Two decades later, the child from the gift shop, Edna, having grown up, had a baby in Kingman, AZ.  The baby had a strange rectangular birthmark on her forehead.  During her pregnancy, Edna had been feeling a strong pull toward the Hoover Dam, seeing it in the kitchen sink water reflection, and as a shape mysteriously mowed into her lawn, a sort of small-scale suburban ‘crop circle’.

One night storm clouds gathered over the desert, and Edna could no longer resist the pull.  She packed the baby into her 1954 Studebaker, and drove along the highway toward the Hoover Dam.  As she neared the dam, Edna saw a broken down car by the side of the road, with a Gila monster near its right front tire.  Alone in the car was an infant, apparently abandoned.  Edna pulled to the side of the road to rescue the deserted child, placing him next to her baby in the back seat.  In Edna’s Studebaker, the two infants, reincarnated souls of Neda and Dane, locked eyes as lightning struck in the desert.

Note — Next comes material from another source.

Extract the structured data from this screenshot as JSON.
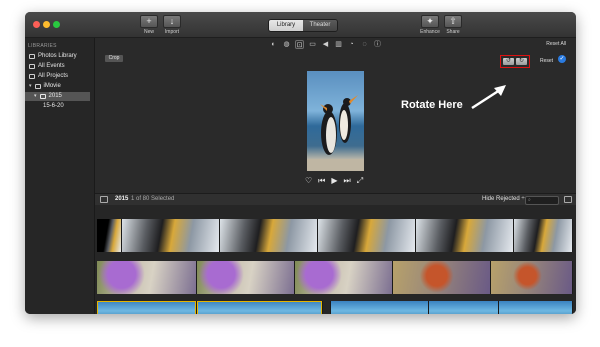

Edna drove to the local authorities, and after weeks of investigation and paperwork, was able to adopt the baby she had found in the abandoned car.  The two infants were inseparable, growing together into childhood, then adulthood.  As the years went by, they pooled together enough money to buy the Hoover Dam gift shop, which they would run together throughout eternity.